Smith: Wait, is this because I had sex with Hornsby's wife? Is this how they're getting back at me? You know what? Screw them! And by the way, what kind of grow men go by "Pickles"? Or "Dots"?

Stock: Last I heard, Smith was killed in World War II. Fighting for Hitler.


Rickey: So after the game, one of the scribes said "you sure squeezed 'em with that bunt and steal play, Skip!" And I say "I did squeeze 'em! We squeezed 'em to death! The Suicide Squeeze!" It was on the front page of all the papers the next day! BRANCH'S BASTARDS SUICIDE SQUEEZE DAMN DODGERS!

Arthur Lexington (Editor, Saint Louis Post-Dispatch): I am one-hundred percent confident that the Soviet Union's collapse in Hungary was on the front page that day, not an obscure baseball play. And certainly not that much swearing, I can assure you.

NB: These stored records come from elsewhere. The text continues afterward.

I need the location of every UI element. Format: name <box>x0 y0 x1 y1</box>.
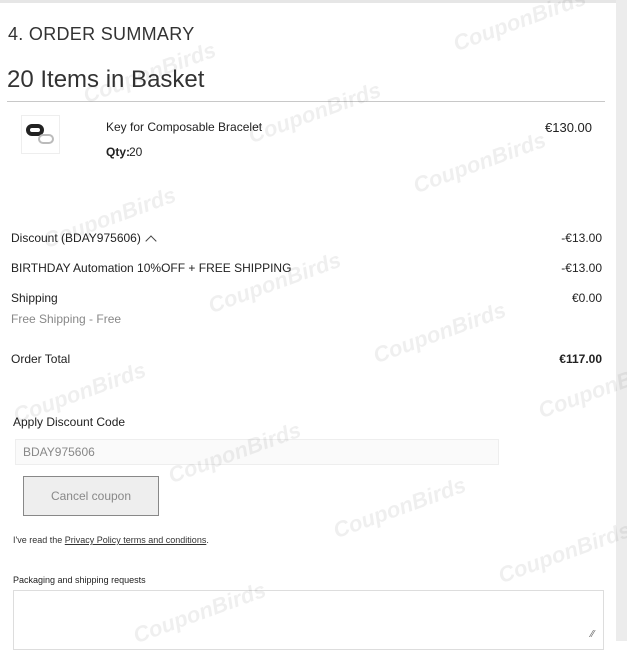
watermark: CouponBirds <box>494 516 627 589</box>
privacy-suffix: . <box>206 535 209 545</box>
resize-handle-icon[interactable]: ⁄⁄ <box>591 629 594 640</box>
watermark: CouponBirds <box>244 76 385 149</box>
packaging-label: Packaging and shipping requests <box>13 575 146 585</box>
divider <box>7 101 605 102</box>
item-price: €130.00 <box>545 120 592 135</box>
item-name: Key for Composable Bracelet <box>106 120 263 134</box>
order-total-value: €117.00 <box>559 352 602 366</box>
cancel-coupon-button[interactable]: Cancel coupon <box>23 476 159 516</box>
discount-value: -€13.00 <box>561 231 602 245</box>
watermark: CouponBirds <box>409 126 550 199</box>
basket-title: 20 Items in Basket <box>7 66 205 93</box>
watermark: CouponBirds <box>369 296 510 369</box>
promo-value: -€13.00 <box>561 261 602 275</box>
watermark: CouponBirds <box>204 246 345 319</box>
watermark: CouponBirds <box>449 0 590 57</box>
discount-code-input[interactable] <box>15 439 499 465</box>
discount-label: Discount (BDAY975606) <box>11 231 141 245</box>
top-border <box>0 0 627 3</box>
privacy-notice: I've read the Privacy Policy terms and c… <box>13 535 209 545</box>
step-title: 4. ORDER SUMMARY <box>8 24 195 44</box>
order-total-label: Order Total <box>11 352 71 366</box>
shipping-label: Shipping <box>11 291 58 305</box>
discount-code-heading: Apply Discount Code <box>13 415 126 429</box>
watermark: CouponBirds <box>329 471 470 544</box>
bracelet-link-icon <box>38 134 54 144</box>
promo-label: BIRTHDAY Automation 10%OFF + FREE SHIPPI… <box>11 261 292 275</box>
shipping-value: €0.00 <box>571 291 602 305</box>
scrollbar-track[interactable] <box>616 0 627 641</box>
packaging-requests-textarea[interactable] <box>13 590 604 650</box>
privacy-policy-link[interactable]: Privacy Policy terms and conditions <box>65 535 207 545</box>
chevron-up-icon <box>145 235 157 247</box>
product-thumbnail[interactable] <box>21 115 60 154</box>
privacy-prefix: I've read the <box>13 535 63 545</box>
qty-label: Qty: <box>106 145 130 159</box>
qty-value: 20 <box>129 145 143 159</box>
shipping-method: Free Shipping - Free <box>11 312 122 326</box>
discount-toggle[interactable]: Discount (BDAY975606) <box>11 231 157 247</box>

Lavan: I won't vouch for the honor of the play, but any manliness lost in that win was more than made up for in the whorehouses that evening, believe you me. More than made up for.

Rickey: Later that night, I'm riding home on the streetcar and I see that young man who gave me the squeeze idea. He says "See, Skip, I told you it would work!" I told him he was undoubtedly correct and I owed him one. I told him I'd leave some tickets for him at will call for our next game so I asked him his name. "La Russa," he says. "Giuseppe La Russa."

Giuseppe La Russa (Newsboy, Instigator): No relation.